Sunday, July 25, 2010

Warning! Single Girl Venting

I know, I know. I complain too much about being single. Mostly because this is one of the few places I can get my frustrations out. I think I preface every one of these entries that way anymore, and though I probably have all of 2 readers, I still feel it necessary to note that I'm not ALWAYS focused on being miserably single. I do enjoy life and being single, promise. I'm just saying it'd be nice to have a boyfriend too.

I know, like, way too many people getting married. I really, truly am happy for them. I mean that with all my heart. I love that people I know and care about have found the one person to complete them, their soul mate if you will. But when I see things on facebook that are pretty lovey dovey, coupley bull shit, I wanna cry. I want that. I want that so badly. I'm so focused on other things right now, paying off student loans, finishing my credential, helping out at home... I never do anything or go anywhere where I can meet people. The one boy who semi cares about me I push away simply because I know that nothing could and ever will happen. It's horrible. I want to be more out there. I attempted the online dating thing for a hot second then realized how many people on the internet can lie and stopped. I'm lonely.

I feel bad for my best friend. I almost feel like I put that loneliness on her too much. Whenever I'm upset or excited or whatever, I text/IM/call/talk to her about it. And that's not a bad thing. She's probably the first friend I've had that I could do that with and get that close to. I love that I have her there for me if I need her and even when I don't. But she does have a boyfriend and one of my biggest fears is getting in the way of her relationship with him. I don't want to be a nuisance. I don't want to be that girl. I especially don't want to be a third wheel. I love Mark, but I don't want to be in that position. And I'm sure they wouldn't want that either. I felt almost embarrassed when she told me that had talked about possibly hooking me up with one of his roommates. As much as I kinda want to meet a guy through my friends (since I figure it's a good way of meeting someone when you're shy, and making sure they aren't a creeper) I feel like "wow, am I that desperate?" And apparently they're good at the match making thing since they got some PC peeps together.
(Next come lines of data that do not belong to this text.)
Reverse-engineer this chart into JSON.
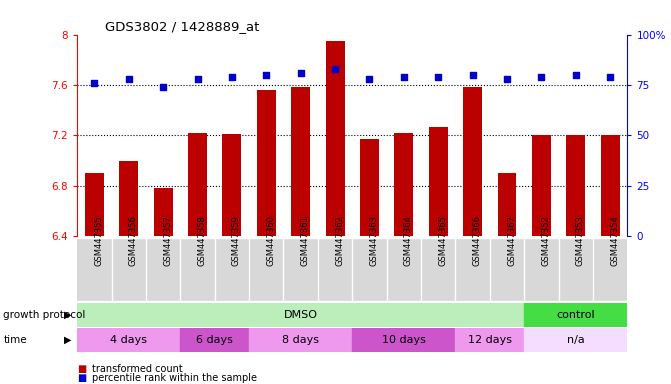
{
  "title": "GDS3802 / 1428889_at",
  "samples": [
    "GSM447355",
    "GSM447356",
    "GSM447357",
    "GSM447358",
    "GSM447359",
    "GSM447360",
    "GSM447361",
    "GSM447362",
    "GSM447363",
    "GSM447364",
    "GSM447365",
    "GSM447366",
    "GSM447367",
    "GSM447352",
    "GSM447353",
    "GSM447354"
  ],
  "bar_values": [
    6.9,
    7.0,
    6.78,
    7.22,
    7.21,
    7.56,
    7.58,
    7.95,
    7.17,
    7.22,
    7.27,
    7.58,
    6.9,
    7.2,
    7.2,
    7.2
  ],
  "percentile_values": [
    76,
    78,
    74,
    78,
    79,
    80,
    81,
    83,
    78,
    79,
    79,
    80,
    78,
    79,
    80,
    79
  ],
  "bar_color": "#bb0000",
  "dot_color": "#0000cc",
  "ylim_left": [
    6.4,
    8.0
  ],
  "ylim_right": [
    0,
    100
  ],
  "yticks_left": [
    6.4,
    6.8,
    7.2,
    7.6,
    8.0
  ],
  "ytick_labels_left": [
    "6.4",
    "6.8",
    "7.2",
    "7.6",
    "8"
  ],
  "yticks_right": [
    0,
    25,
    50,
    75,
    100
  ],
  "ytick_labels_right": [
    "0",
    "25",
    "50",
    "75",
    "100%"
  ],
  "dotted_lines": [
    6.8,
    7.2,
    7.6
  ],
  "growth_protocol_groups": [
    {
      "label": "DMSO",
      "start": 0,
      "end": 13,
      "color": "#bbeebb"
    },
    {
      "label": "control",
      "start": 13,
      "end": 16,
      "color": "#44dd44"
    }
  ],
  "time_groups": [
    {
      "label": "4 days",
      "start": 0,
      "end": 3,
      "color": "#ee99ee"
    },
    {
      "label": "6 days",
      "start": 3,
      "end": 5,
      "color": "#cc55cc"
    },
    {
      "label": "8 days",
      "start": 5,
      "end": 8,
      "color": "#ee99ee"
    },
    {
      "label": "10 days",
      "start": 8,
      "end": 11,
      "color": "#cc55cc"
    },
    {
      "label": "12 days",
      "start": 11,
      "end": 13,
      "color": "#ee99ee"
    },
    {
      "label": "n/a",
      "start": 13,
      "end": 16,
      "color": "#f5ddff"
    }
  ],
  "legend_bar_label": "transformed count",
  "legend_dot_label": "percentile rank within the sample",
  "growth_protocol_label": "growth protocol",
  "time_label": "time",
  "bar_width": 0.55,
  "bg_color": "#d8d8d8",
  "sample_col_colors": [
    "#d8d8d8",
    "#d8d8d8",
    "#d8d8d8",
    "#d8d8d8",
    "#d8d8d8",
    "#d8d8d8",
    "#d8d8d8",
    "#d8d8d8",
    "#d8d8d8",
    "#d8d8d8",
    "#d8d8d8",
    "#d8d8d8",
    "#d8d8d8",
    "#d8d8d8",
    "#d8d8d8",
    "#d8d8d8"
  ]
}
I don't know. I just saw a few too many soon-to-be-married gooey status updates and needed to vent. OH! I think I've mentioned this before, but OLIVIA is now saying how much she hates people talking about getting married. YOU HAVE A BOYFRIEND, SHUT UP! haha I get that he's gone for the summer and that sucks, but I have no one. I have no boyfriend. She's halfway to the married thing basically. Sans ring.

Anyway, I wanna read a little before bed. "The Girl With The Dragon Tattoo" is starting to get really good. It only took 300 pages for the story to really start haha.